Başlangıçta takiyyeden kastedilen, (salt tehdidin ötesinde) fiilen öldürülme ya da yaralanma durumuyla karşılaşıldığında gerçek düşünce ve inancın saklanmasıyken, Şîa’nın elinde siyasî ya da herhangi bir türden dünyevî menfaat için olduğundan farklı görünmeye dönüşmüştür.

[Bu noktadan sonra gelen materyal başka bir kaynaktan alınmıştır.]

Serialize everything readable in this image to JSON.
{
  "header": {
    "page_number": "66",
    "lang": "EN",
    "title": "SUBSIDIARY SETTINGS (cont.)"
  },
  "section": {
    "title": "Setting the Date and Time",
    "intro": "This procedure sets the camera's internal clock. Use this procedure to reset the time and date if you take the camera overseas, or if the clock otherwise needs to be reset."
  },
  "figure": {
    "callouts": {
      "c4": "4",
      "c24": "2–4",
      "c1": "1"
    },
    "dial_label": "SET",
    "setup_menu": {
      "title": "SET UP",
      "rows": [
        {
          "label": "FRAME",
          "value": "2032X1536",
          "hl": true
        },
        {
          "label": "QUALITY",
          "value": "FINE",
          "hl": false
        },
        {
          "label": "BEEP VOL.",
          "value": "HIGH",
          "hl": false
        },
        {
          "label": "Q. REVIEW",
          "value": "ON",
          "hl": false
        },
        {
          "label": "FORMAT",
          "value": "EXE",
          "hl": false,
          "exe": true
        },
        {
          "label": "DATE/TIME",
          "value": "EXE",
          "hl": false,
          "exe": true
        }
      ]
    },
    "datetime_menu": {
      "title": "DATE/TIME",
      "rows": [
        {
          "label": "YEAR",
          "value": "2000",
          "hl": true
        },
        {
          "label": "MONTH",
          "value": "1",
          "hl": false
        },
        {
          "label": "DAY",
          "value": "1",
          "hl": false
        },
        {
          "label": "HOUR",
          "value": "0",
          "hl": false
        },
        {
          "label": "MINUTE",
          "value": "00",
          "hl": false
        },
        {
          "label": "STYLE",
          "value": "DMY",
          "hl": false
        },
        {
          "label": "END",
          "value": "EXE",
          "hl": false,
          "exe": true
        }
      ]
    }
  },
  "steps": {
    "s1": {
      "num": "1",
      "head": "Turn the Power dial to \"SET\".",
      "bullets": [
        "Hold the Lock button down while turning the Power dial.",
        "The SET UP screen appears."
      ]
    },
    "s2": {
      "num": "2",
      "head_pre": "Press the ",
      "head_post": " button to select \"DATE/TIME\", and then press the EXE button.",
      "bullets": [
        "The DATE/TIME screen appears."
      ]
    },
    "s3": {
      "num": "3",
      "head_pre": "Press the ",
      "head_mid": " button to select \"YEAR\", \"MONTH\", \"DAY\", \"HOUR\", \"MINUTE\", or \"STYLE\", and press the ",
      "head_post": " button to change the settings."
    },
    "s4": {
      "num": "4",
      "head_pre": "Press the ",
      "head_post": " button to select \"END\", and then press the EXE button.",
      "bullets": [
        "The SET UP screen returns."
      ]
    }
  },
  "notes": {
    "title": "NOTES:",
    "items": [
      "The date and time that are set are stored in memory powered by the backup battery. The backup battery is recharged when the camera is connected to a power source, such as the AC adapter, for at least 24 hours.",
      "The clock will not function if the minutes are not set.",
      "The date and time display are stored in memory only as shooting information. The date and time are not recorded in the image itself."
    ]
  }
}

Makam mevki, para pul, nüfuz ve itibar için..

İşte bu türden bir takiyyeyi Türk tarihinde en katı, en keskin ve en derin biçimde sergileyenlerin başında Selanikli Mustafa Atatürk geliyor.

Hayatı boyunca daima olduğundan farklı göründü.. Nadiren çok güvendiği kişilere açıldı, gerçek yüzünü gösterdi.

Millî Mücadele (İstiklal Harbi, Kurtuluş Savaşı) sırasında ise dört dörtlük, kusursuz nitelikte bir takiyye destanı yazdı.

Takiyyeyi düşmana karşı değil, Türk’ü ve diğer etnik unsurlarıyla birlikte Osmanlı tebaasına, yani millete, Osmanlı Devleti’ne, Osmanlı’nın devlet başkanına (padişaha) ve Osmanlı hükümetine karşı sergiledi.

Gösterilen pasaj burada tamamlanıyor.